Les adieux pour Débutant
Anne Tyler

Traduit de l'anglais (États-Unis) par Sylvie Schneiter
Stock
janvier 2014
224 p.  19 €
 
 
 
 La rédaction l'a lu

L’extraordinaire d’une vie ordinaire

Aaron n’a jamais cru aux fantômes. Les morts reviendraient sur terre, mais d’où ? Pourtant, lorsque quelques temps après sa mort, sa femme Dorothy lui apparaît et se met tranquillement à marcher à ses côtés, il accueille sa présence avec naturel, pénétré d’un « bonheur ineffable au fond de l’âme. » C’est avec Dorothy, et elle seule, qu’il veut affronter le chagrin. Un chagrin dont il n’a aucune expérience et contre lequel, il n’a pas le mode d’emploi. Aaron ne veut pas de l’attention de ses collègues, est embarrassé par l’empressement de sa sœur à remettre de l’ordre dans sa vie. Il pressent que, pour elle, la mort de Dorothy ne mérite sans doute pas un tel abattement. Estropié de la jambe et du pied droits depuis l’enfance, choyé par ses proches, il a toujours eu l’impression d’être comme les autres et il n’a jamais su faire avec la sollicitude. Dans ces circonstances plus que jamais, il préfèrerait que les autres se conduisent normalement autour de lui. L’ironie lui sert de bouclier, mais la vie n’est-elle pas ironique ? La poitrine de Dorothy a été défoncée par le poste de télévision, serait-elle toujours en vie s’ils avaient acheté un écran plat comme ils l’avaient projeté? Et si elle avait trouvé ses crackers exactement où elle les avait laissés ?

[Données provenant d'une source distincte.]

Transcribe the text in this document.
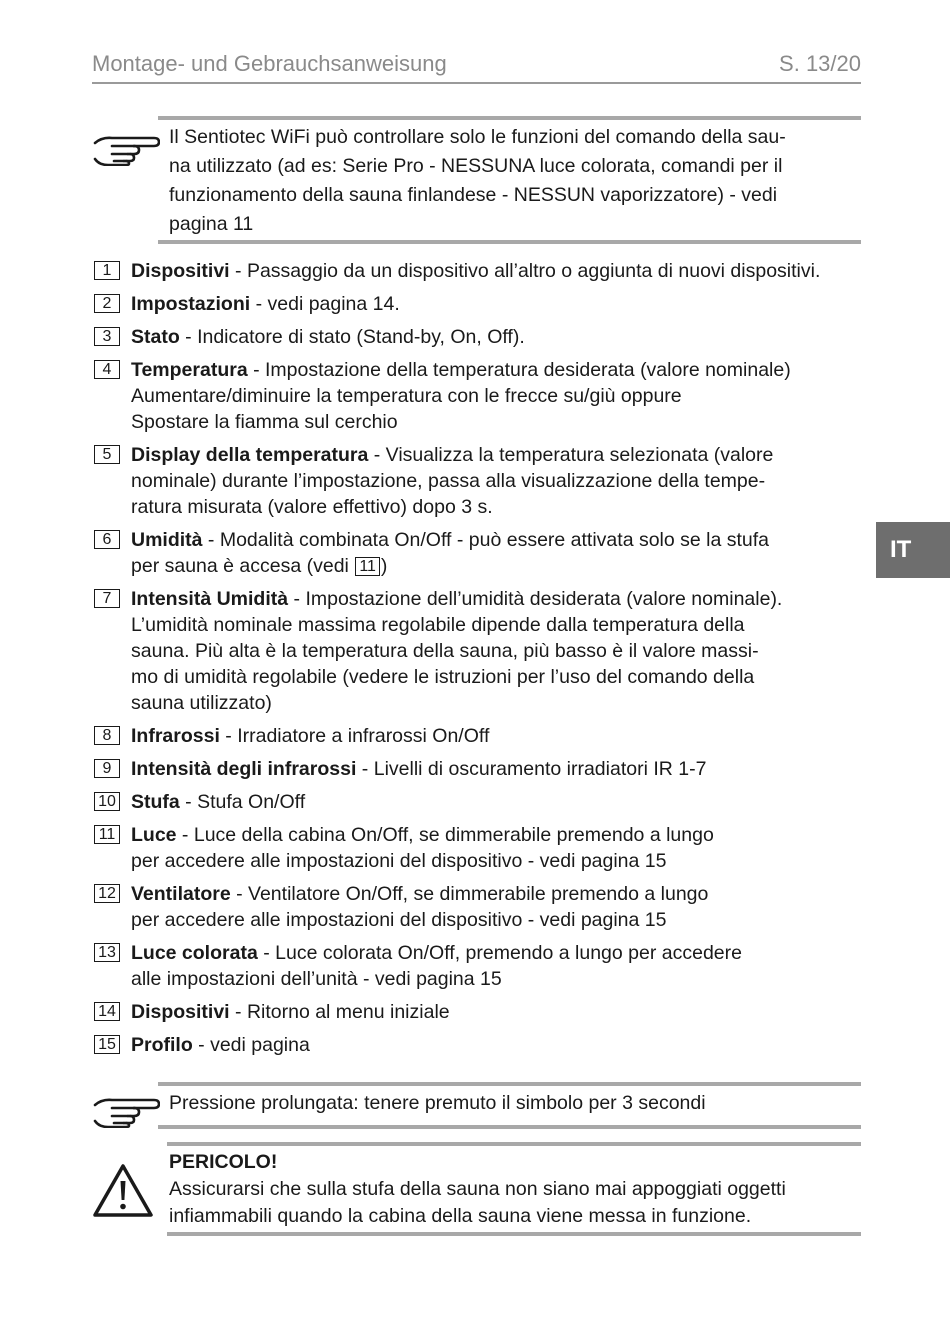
Montage- und Gebrauchsanweisung	S. 13/20
IT
Il Sentiotec WiFi può controllare solo le funzioni del comando della sau-
na utilizzato (ad es: Serie Pro - NESSUNA luce colorata, comandi per il
funzionamento della sauna finlandese - NESSUN vaporizzatore) - vedi
pagina 11
1	Dispositivi - Passaggio da un dispositivo all’altro o aggiunta di nuovi dispositivi.
2	Impostazioni - vedi pagina 14.
3	Stato - Indicatore di stato (Stand-by, On, Off).
4	Temperatura - Impostazione della temperatura desiderata (valore nominale)
Aumentare/diminuire la temperatura con le frecce su/giù oppure
Spostare la fiamma sul cerchio
5	Display della temperatura - Visualizza la temperatura selezionata (valore
nominale) durante l’impostazione, passa alla visualizzazione della tempe-
ratura misurata (valore effettivo) dopo 3 s.
6	Umidità - Modalità combinata On/Off - può essere attivata solo se la stufa
per sauna è accesa (vedi 11 )
7	Intensità Umidità - Impostazione dell’umidità desiderata (valore nominale).
L’umidità nominale massima regolabile dipende dalla temperatura della
sauna. Più alta è la temperatura della sauna, più basso è il valore massi-
mo di umidità regolabile (vedere le istruzioni per l’uso del comando della
sauna utilizzato)
8	Infrarossi - Irradiatore a infrarossi On/Off
9	Intensità degli infrarossi - Livelli di oscuramento irradiatori IR 1-7
10 Stufa - Stufa On/Off
11 Luce - Luce della cabina On/Off, se dimmerabile premendo a lungo
per accedere alle impostazioni del dispositivo - vedi pagina 15
12 Ventilatore - Ventilatore On/Off, se dimmerabile premendo a lungo
per accedere alle impostazioni del dispositivo - vedi pagina 15
13 Luce colorata - Luce colorata On/Off, premendo a lungo per accedere
alle impostazioni dell’unità - vedi pagina 15
14 Dispositivi - Ritorno al menu iniziale
15 Profilo - vedi pagina
Pressione prolungata: tenere premuto il simbolo per 3 secondi
PERICOLO!
Assicurarsi che sulla stufa della sauna non siano mai appoggiati oggetti
infiammabili quando la cabina della sauna viene messa in funzione.
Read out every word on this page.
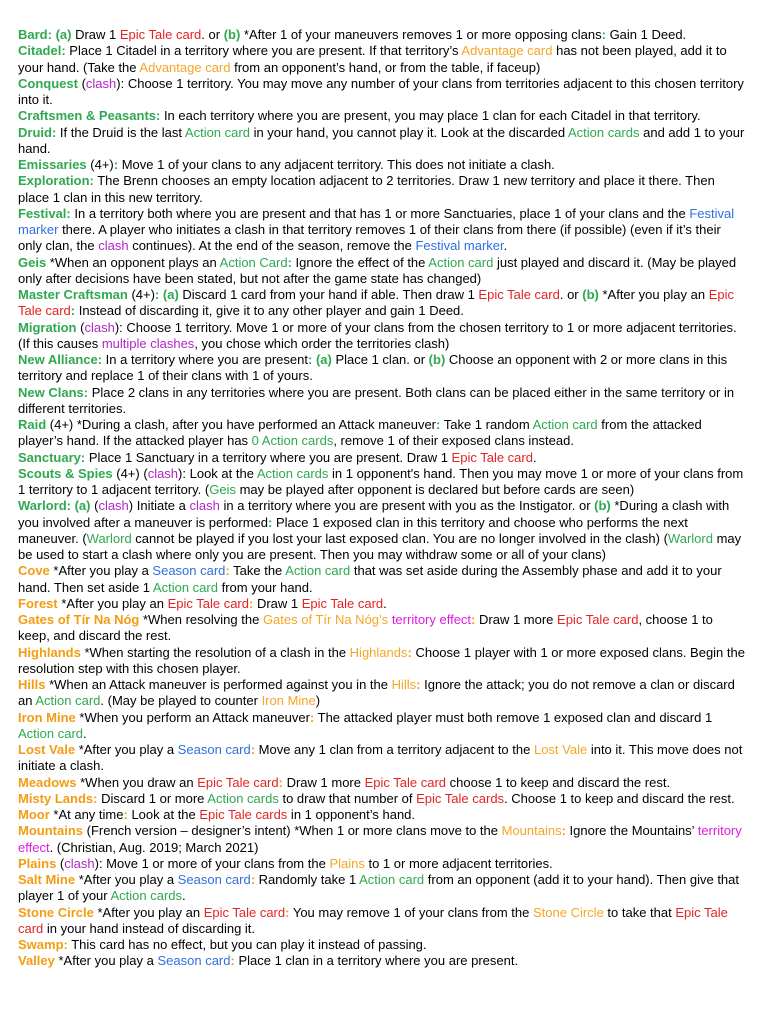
Bard: (a) Draw 1 Epic Tale card. or (b) *After 1 of your maneuvers removes 1 or more opposing clans: Gain 1 Deed.

Citadel: Place 1 Citadel in a territory where you are present. If that territory’s Advantage card has not been played, add it to your hand. (Take the Advantage card from an opponent’s hand, or from the table, if faceup)

Conquest (clash): Choose 1 territory. You may move any number of your clans from territories adjacent to this chosen territory into it.

Craftsmen & Peasants: In each territory where you are present, you may place 1 clan for each Citadel in that territory.

Druid: If the Druid is the last Action card in your hand, you cannot play it. Look at the discarded Action cards and add 1 to your hand.

Emissaries (4+): Move 1 of your clans to any adjacent territory. This does not initiate a clash.

Exploration: The Brenn chooses an empty location adjacent to 2 territories. Draw 1 new territory and place it there. Then place 1 clan in this new territory.

Festival: In a territory both where you are present and that has 1 or more Sanctuaries, place 1 of your clans and the Festival marker there. A player who initiates a clash in that territory removes 1 of their clans from there (if possible) (even if it’s their only clan, the clash continues). At the end of the season, remove the Festival marker.

Geis *When an opponent plays an Action Card: Ignore the effect of the Action card just played and discard it. (May be played only after decisions have been stated, but not after the game state has changed)

Master Craftsman (4+): (a) Discard 1 card from your hand if able. Then draw 1 Epic Tale card. or (b) *After you play an Epic Tale card: Instead of discarding it, give it to any other player and gain 1 Deed.

Migration (clash): Choose 1 territory. Move 1 or more of your clans from the chosen territory to 1 or more adjacent territories. (If this causes multiple clashes, you chose which order the territories clash)

New Alliance: In a territory where you are present: (a) Place 1 clan. or (b) Choose an opponent with 2 or more clans in this territory and replace 1 of their clans with 1 of yours.

New Clans: Place 2 clans in any territories where you are present. Both clans can be placed either in the same territory or in different territories.

Raid (4+) *During a clash, after you have performed an Attack maneuver: Take 1 random Action card from the attacked player’s hand. If the attacked player has 0 Action cards, remove 1 of their exposed clans instead.

Sanctuary: Place 1 Sanctuary in a territory where you are present. Draw 1 Epic Tale card.

Scouts & Spies (4+) (clash): Look at the Action cards in 1 opponent's hand. Then you may move 1 or more of your clans from 1 territory to 1 adjacent territory. (Geis may be played after opponent is declared but before cards are seen)

Warlord: (a) (clash) Initiate a clash in a territory where you are present with you as the Instigator. or (b) *During a clash with you involved after a maneuver is performed: Place 1 exposed clan in this territory and choose who performs the next maneuver. (Warlord cannot be played if you lost your last exposed clan. You are no longer involved in the clash) (Warlord may be used to start a clash where only you are present. Then you may withdraw some or all of your clans)

Cove *After you play a Season card: Take the Action card that was set aside during the Assembly phase and add it to your hand. Then set aside 1 Action card from your hand.

Forest *After you play an Epic Tale card: Draw 1 Epic Tale card.

Gates of Tír Na Nóg *When resolving the Gates of Tír Na Nóg’s territory effect: Draw 1 more Epic Tale card, choose 1 to keep, and discard the rest.

Highlands *When starting the resolution of a clash in the Highlands: Choose 1 player with 1 or more exposed clans. Begin the resolution step with this chosen player.

Hills *When an Attack maneuver is performed against you in the Hills: Ignore the attack; you do not remove a clan or discard an Action card. (May be played to counter Iron Mine)

Iron Mine *When you perform an Attack maneuver: The attacked player must both remove 1 exposed clan and discard 1 Action card.

Lost Vale *After you play a Season card: Move any 1 clan from a territory adjacent to the Lost Vale into it. This move does not initiate a clash.

Meadows *When you draw an Epic Tale card: Draw 1 more Epic Tale card choose 1 to keep and discard the rest.

Misty Lands: Discard 1 or more Action cards to draw that number of Epic Tale cards. Choose 1 to keep and discard the rest.

Moor *At any time: Look at the Epic Tale cards in 1 opponent’s hand.

Mountains (French version – designer’s intent) *When 1 or more clans move to the Mountains: Ignore the Mountains’ territory effect. (Christian, Aug. 2019; March 2021)

Plains (clash): Move 1 or more of your clans from the Plains to 1 or more adjacent territories.

Salt Mine *After you play a Season card: Randomly take 1 Action card from an opponent (add it to your hand). Then give that player 1 of your Action cards.

Stone Circle *After you play an Epic Tale card: You may remove 1 of your clans from the Stone Circle to take that Epic Tale card in your hand instead of discarding it.

Swamp: This card has no effect, but you can play it instead of passing.

Valley *After you play a Season card: Place 1 clan in a territory where you are present.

Les jours passent, tout lui rappelle Dorothy. La vue de deux silhouettes marchant côte à côte, lui transperce le cœur, le transporte aux tout débuts de leur relation, à la singularité de leur histoire, de la personnalité de sa femme. L’a-t-il parfaitement connue ? Lui a-t-il dit ce qu’il aurait dû lui dire ? « Ils surmontaient les accrocs, passaient dessus et leur vie commune suivait son cours. » Les accrocs, Aaron cherche à les réparer, à l’infini, pour tisser une toile à laquelle se raccrocher. Il voit Dorothy « tellement fidèle à elle-même, tellement normale, disgracieuse, quelconque, le regardant droit dans les yeux, une pellicule de sueur au dessus de sa lèvre supérieure, ses gros bras serrant sa sacoche sur son ventre. » Elle est là et pourtant, « il est trop tard pour te décrire ce que j’endure, » lui dit-elle. Elle s’échappe. Cette disparition, Anne Tyler la saisit au vol, avec fantaisie, nous plongeant dans l’extraordinaire d’une vie ordinaire.